In reality, the numbers don’t add up.
The FX ban acts as an import control which adds inflationary pressure rather than contains it. And it is hard to see any positive effect on unemployment or imports, once we consider smuggling. Emefiele’s defence of the policy reeks of partisanship.
How’s the Central Bank Doing?
Apart from supporting the creative industry, the Central Bank has expanded its efforts in promoting Nigeria’s real sector. To improve consumer lending, it raised the minimum loan-to-deposit ratio to 60% in July and this month, the CBN fined a number of banks for failing to reach the ratio and increased it to 65%. A charitable reading suggests that these unconventional monetary policies are not too dissimilar from what central banks in the developed world have tried to achieve with Quantitative Easing.
The Central Bank has been most active in the FX market in an effort to preserve the value of the naira. It has consistently sold dollars and expensive high-yield treasury bills to stave off speculators, and many would argue that the import restriction list is primarily to protect foreign reserves while the naira is vulnerable. A good discussion of what the Central Bank’s foreign exchange stability goal costs Nigeria is discussed here on a Lagos radio station.

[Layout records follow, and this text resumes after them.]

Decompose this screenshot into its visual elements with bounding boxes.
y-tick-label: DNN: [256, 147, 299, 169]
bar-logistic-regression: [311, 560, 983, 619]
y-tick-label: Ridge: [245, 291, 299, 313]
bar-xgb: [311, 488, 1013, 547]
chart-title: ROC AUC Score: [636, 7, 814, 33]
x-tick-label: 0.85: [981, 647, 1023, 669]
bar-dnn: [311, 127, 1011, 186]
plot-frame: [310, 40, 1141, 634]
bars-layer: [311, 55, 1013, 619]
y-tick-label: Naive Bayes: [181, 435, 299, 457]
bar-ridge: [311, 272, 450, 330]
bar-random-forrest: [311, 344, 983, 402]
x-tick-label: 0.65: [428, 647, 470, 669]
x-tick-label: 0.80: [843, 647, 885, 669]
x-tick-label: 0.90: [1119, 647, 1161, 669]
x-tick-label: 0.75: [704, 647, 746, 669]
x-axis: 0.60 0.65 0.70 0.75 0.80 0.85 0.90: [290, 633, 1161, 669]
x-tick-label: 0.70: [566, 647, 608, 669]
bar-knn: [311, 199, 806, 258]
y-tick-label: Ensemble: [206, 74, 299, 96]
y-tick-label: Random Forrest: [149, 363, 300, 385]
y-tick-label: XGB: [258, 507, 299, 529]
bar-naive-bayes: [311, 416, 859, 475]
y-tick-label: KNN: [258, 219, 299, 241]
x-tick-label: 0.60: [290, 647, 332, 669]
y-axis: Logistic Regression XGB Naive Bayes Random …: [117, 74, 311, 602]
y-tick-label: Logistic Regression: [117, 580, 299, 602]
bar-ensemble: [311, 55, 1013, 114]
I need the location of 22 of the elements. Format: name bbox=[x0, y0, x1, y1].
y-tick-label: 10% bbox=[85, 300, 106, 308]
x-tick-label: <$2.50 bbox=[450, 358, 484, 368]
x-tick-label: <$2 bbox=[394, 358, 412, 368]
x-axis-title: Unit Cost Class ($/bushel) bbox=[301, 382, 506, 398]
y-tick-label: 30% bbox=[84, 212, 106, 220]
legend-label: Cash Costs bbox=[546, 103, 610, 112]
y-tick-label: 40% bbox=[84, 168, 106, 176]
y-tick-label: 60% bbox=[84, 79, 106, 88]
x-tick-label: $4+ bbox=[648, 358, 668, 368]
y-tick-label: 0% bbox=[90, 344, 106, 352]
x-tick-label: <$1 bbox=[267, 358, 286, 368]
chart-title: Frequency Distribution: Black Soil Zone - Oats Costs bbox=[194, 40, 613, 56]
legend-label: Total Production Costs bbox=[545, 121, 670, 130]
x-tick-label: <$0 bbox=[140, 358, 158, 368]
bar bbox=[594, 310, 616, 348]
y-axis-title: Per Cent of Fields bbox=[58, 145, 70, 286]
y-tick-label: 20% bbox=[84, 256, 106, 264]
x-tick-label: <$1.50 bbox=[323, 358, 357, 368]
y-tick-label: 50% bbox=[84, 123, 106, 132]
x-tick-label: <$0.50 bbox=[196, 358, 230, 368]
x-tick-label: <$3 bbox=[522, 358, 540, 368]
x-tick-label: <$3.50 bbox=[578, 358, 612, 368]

For all its effort, it’s tough to say the Central Bank has been successful in its endeavours. The reserves hit a ten month low, with more outflows expected towards the end of the year. Trying to keep the currency rates stable looks to be a herculean task. Even with huge support and focus from the Central Bank and the federal government, agriculture real GDP growth has slowed to one of its lowest points this decade. Inflation has fallen to 11% but could rebound soon as food prices rise on the back of the border closer.
A verdict on the CBN
The truth is, regardless of the CBN’s motivations, it is out of its depth in the literal sense. The Central Bank has its hands in all pots of the economy and the money market, but there’s only so much it can do. It is simpler and potentially best serves Nigeria’s interests for the Central Bank to stick to price stability and focus on bringing inflation rates under 10%. Sure, there will be creative ways of doing this, but the objective must remain the same.
Monetary policy isn’t ideal for restructuring and unleashing the economic potential of a country, that’s better suited for macroeconomic policy. But the Buhari administration has failed to stimulate the level of growth that reduces poverty and promotes development, and the Central Bank is left on mop-up duty.